Angelic Layer

Angelic Layer


12-year-old Misaki Suzuhara has just gotten involved in Angelic Layer, a battling game using electronic dolls called angels. Even as a newbie, Misaki shows advanced skills as she meets new friends and enters Angelic Layer tournaments to fight the greatest Angelic Layer champions of the nation.

img_5203.jpgWhat Angelic Layer does have going for it is that it launches itself straight away into the action. We don’t see episode after episode of Misaki training and trying to get to grips with the basics. She learns her own sense of style and technique quickly and identifies with her angel, Hikaru. It also helps that she is a quick study and manages to pick up on the skills and techniques of her opponents and adds them to her arsenal. CLAMP is essentially taking the standard shounen fighting tournament setup and retools it into a series for girls. Partly it does this by making the tournament a fighter between customisable dolls, and making most of the competitors young females.

img_5191.jpgIn her first tournament, Misaki quickly becomes something of a ‘lucky rookie’ Angelic Layer player and becomes a favourite amongst the audience. It’s here that she discovers that her young friend Hatoko is also a serious player within Angelic Layer. In fact, Hatoko is practically a prodigy and is known for having the fastest, practically unbeatable angel on the circuit, Suzuka.


Even though the anime is based around small, battling dolls and a lot of the animation is dedicated to their fights and movements, the episodes don’t really become tedious or same-y. There’s a variation of angels, techniques and tactics and I always enjoyed seeing the sheer breadth of angels that appear alongside their Deus’ (i.e. their owners). And the further into the Angelic Layer tournament we get, the more we see of the secrets surrounding the manufacturing corporation and why they are so interested in Misaki in particular.

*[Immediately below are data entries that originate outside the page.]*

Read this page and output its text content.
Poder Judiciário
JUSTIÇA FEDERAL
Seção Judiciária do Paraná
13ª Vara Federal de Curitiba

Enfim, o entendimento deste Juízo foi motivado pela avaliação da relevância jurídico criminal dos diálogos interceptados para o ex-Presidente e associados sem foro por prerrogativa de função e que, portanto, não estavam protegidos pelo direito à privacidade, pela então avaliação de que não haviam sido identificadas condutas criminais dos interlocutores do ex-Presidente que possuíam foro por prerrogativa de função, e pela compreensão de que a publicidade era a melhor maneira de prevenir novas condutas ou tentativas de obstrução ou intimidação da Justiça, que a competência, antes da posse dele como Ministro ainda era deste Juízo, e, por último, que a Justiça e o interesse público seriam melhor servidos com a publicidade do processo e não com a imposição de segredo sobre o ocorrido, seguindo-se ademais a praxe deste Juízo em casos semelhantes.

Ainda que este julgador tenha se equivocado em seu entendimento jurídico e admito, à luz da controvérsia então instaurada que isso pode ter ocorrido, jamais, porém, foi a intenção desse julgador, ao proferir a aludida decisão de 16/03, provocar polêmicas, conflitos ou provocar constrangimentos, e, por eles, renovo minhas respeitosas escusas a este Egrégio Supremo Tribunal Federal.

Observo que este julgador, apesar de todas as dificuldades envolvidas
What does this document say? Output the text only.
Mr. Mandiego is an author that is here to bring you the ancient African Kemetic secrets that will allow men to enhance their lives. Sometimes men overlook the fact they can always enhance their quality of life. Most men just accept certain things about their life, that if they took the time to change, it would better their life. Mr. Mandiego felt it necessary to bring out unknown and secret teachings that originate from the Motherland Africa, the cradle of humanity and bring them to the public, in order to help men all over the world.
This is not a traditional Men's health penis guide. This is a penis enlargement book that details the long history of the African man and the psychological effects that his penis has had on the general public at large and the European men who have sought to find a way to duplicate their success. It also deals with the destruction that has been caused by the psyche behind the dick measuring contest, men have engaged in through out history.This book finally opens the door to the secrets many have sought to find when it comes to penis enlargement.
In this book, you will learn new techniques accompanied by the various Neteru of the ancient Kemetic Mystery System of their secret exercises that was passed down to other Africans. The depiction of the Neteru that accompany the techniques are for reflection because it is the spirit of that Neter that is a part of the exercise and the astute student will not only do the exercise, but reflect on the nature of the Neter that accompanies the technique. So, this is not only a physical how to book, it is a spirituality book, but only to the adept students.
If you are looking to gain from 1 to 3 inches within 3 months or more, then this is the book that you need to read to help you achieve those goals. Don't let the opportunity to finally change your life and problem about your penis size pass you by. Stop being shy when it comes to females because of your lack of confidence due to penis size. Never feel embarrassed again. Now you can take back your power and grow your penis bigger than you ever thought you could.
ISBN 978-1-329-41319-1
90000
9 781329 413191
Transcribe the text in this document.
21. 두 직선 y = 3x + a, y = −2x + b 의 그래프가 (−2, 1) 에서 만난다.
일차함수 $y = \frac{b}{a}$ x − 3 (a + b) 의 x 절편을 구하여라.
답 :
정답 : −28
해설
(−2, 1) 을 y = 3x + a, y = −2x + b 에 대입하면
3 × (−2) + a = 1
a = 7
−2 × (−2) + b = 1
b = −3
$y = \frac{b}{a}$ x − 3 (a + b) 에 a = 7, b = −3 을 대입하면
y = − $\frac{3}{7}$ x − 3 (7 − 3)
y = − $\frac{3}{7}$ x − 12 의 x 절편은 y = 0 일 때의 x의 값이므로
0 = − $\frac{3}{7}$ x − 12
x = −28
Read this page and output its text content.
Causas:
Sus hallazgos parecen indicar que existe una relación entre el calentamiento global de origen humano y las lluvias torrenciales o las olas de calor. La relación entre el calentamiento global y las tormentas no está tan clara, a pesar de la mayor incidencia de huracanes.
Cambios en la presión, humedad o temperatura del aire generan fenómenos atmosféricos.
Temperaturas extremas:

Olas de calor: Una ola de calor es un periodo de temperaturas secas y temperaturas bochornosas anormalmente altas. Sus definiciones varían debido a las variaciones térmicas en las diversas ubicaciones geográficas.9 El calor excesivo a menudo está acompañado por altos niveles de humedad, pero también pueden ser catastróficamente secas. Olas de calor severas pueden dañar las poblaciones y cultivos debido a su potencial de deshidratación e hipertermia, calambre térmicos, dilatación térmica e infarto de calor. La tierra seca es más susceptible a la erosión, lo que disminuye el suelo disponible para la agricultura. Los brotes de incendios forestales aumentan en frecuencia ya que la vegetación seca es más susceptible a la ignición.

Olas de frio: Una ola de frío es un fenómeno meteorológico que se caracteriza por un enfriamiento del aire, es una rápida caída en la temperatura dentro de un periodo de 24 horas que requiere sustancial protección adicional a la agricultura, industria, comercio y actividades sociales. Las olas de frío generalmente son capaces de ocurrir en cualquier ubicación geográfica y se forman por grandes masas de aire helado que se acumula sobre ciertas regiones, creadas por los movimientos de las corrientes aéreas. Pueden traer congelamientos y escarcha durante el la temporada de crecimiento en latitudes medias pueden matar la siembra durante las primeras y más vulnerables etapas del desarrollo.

Shuko, Misaki’s mother, is quite possibly one of the most ridiculous anime mothers I have ever seen. What kind of mother leaves her young daughter for seven years, lies about where she’s going and doesn’t make any effort to contact her in any way? So she lost the use of her legs and wanted to help work on a way to give her the ability to walk again. Was there any need to cut Misaki out of her life? Considering some of the backstories from some of the other Angelic Layer participants, Shuko didn’t appear to be a sympathetic character to me at all, even though she was supposed to be. And no one around Misaki who knew Shuko was avoiding her thought to tell her that her mother was so close! By my estimations, Misaki should have been more traumatised by her mother’s big reveal towards the end.


The quality of the animation, in general, is quite basic. And it’s quite a shame to see a story written and drawn by CLAMP to have such rudimentary artwork when they are known for their beautiful detail when it comes to characters and their outfits. The art is simple, reflective of the times during which this anime was created. There were a few frames I noticed that had evidence of being in-betweens – clearly not polished enough for closeups; some scenes the faces seemed too lumpy. I noticed this less and less as the episodes went on and the quaity of the artwork did improve. The ending was also very predictable, but this didn’t make it completely unsatisfying. We see Misaki’s final face-off against her mother and, though the odds were against her, she manages to pull through.


All-in-all, it’s a nice show. It’s got a good message and will generally provide a warm and cuddly feeling with a few chuckles along the way. There’s nothing really ground-breaking here, but it’s a friendly show with a splash of humour and good characters that you enjoy watching and can root for. Surprisingly, there’s very little in the way of romance for a CLAMP series, but it wasn’t particularly missed because all the action carried the storyline through well.